5. Anticoagulation therapy

Reasonable application can prevent further formation or aggravation of cerebral infarction, commonly used enteric-coated aspirin, and other drugs such as warfarin (warfarin), vinblastine (new anticoagulant tablets) and so on.

6. Regulation of blood pressure in acute stage

Since the pathogenesis of cerebral infarction in the watershed area is mostly related to hypotension in the body circulation, blood pressure must be taken seriously. For the regulation of blood pressure in cerebral infarction in the watershed area, there is no uniform standard at present, and it is mostly advocated that the principle of prudence and moderation should be followed. When the blood pressure is not high or slightly low in the acute stage, appropriate antihypertensive drugs or timely supplementation of fluids can be considered to ensure the blood supply to the brain and prevent the aggravation of the condition. For those whose blood pressure is slightly increased, most of the patients do not need to undergo blood pressure lowering treatment urgently, and changes in the condition should be closely observed.
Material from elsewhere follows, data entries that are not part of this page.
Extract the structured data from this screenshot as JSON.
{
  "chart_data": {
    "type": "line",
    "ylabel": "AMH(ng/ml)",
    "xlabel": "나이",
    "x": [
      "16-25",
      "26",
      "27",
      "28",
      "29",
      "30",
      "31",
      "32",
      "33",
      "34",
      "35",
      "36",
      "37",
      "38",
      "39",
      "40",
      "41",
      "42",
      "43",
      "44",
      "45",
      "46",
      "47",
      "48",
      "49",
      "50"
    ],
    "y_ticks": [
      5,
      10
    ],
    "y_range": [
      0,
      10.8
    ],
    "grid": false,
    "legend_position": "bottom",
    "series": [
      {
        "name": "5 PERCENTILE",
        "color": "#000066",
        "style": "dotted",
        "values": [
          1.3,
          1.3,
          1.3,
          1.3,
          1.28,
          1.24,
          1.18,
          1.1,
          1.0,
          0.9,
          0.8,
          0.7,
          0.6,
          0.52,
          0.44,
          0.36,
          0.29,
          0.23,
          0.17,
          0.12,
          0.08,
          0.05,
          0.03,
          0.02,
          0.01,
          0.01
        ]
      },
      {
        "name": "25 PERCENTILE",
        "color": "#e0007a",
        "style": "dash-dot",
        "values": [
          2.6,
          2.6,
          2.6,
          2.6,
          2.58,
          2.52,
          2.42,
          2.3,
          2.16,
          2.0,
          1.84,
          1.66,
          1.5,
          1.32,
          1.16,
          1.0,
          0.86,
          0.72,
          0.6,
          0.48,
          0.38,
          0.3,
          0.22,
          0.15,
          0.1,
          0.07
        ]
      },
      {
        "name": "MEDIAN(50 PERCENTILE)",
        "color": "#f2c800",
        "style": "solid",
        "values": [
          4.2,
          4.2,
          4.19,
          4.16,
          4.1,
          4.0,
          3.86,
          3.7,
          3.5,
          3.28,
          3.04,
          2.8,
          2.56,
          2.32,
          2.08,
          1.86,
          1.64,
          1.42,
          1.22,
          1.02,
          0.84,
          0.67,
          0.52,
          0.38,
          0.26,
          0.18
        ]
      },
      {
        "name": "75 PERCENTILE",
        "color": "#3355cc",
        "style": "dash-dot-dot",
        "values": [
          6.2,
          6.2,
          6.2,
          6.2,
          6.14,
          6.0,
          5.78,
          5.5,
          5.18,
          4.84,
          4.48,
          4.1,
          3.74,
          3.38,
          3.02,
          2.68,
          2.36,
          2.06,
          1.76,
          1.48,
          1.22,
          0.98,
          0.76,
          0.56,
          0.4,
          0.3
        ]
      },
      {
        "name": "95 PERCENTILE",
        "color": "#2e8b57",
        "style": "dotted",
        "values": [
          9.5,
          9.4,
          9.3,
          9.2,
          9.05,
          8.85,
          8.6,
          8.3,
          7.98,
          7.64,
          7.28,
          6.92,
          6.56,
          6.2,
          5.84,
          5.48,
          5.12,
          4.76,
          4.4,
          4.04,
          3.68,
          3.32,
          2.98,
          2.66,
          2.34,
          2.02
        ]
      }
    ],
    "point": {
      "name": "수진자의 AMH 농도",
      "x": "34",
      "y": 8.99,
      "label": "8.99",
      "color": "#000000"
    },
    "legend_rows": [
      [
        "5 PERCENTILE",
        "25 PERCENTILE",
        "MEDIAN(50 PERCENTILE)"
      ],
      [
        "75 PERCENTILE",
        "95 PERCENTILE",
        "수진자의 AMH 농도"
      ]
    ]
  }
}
The lowering of blood pressure should be carried out slowly, generally the first 24 hours to reduce the average blood pressure by 10% to 20% is appropriate. If the rapid and drastic lowering of blood pressure is bound to aggravate the cerebral ischemic damage, a small dose of dopamine or sensitized wheat injection and other drugs can be used for treatment. The regulation of blood pressure should be carried out on an individualized basis.

Prognosis

The prognosis of this disease is good, and the mortality rate is extremely low. Clinical symptoms are relatively mild, and the effect of drug treatment is relatively satisfactory. Most of the symptoms will disappear gradually, and some patients can even return to the pre-morbid level.

Prevention

Treatment of hypertension, atherosclerosis, hyperlipidemia, diabetes, heart disease and carotid stenosis should be strengthened. Attention should be paid to changing bad life habits and moderate physical activities. Avoid bad habits such as smoking, alcoholism, overeating. To low-fat, low-calorie, low-salt diet, and to have enough high-quality protein, vitamins, fiber and trace elements. When the temperature suddenly changes, middle-aged and elderly people, especially the frail and sickly, most often do not adapt to and fall ill, especially when the cold and summer, the elderly adaptability is poor, the immune system is reduced, morbidity and mortality are higher than usual.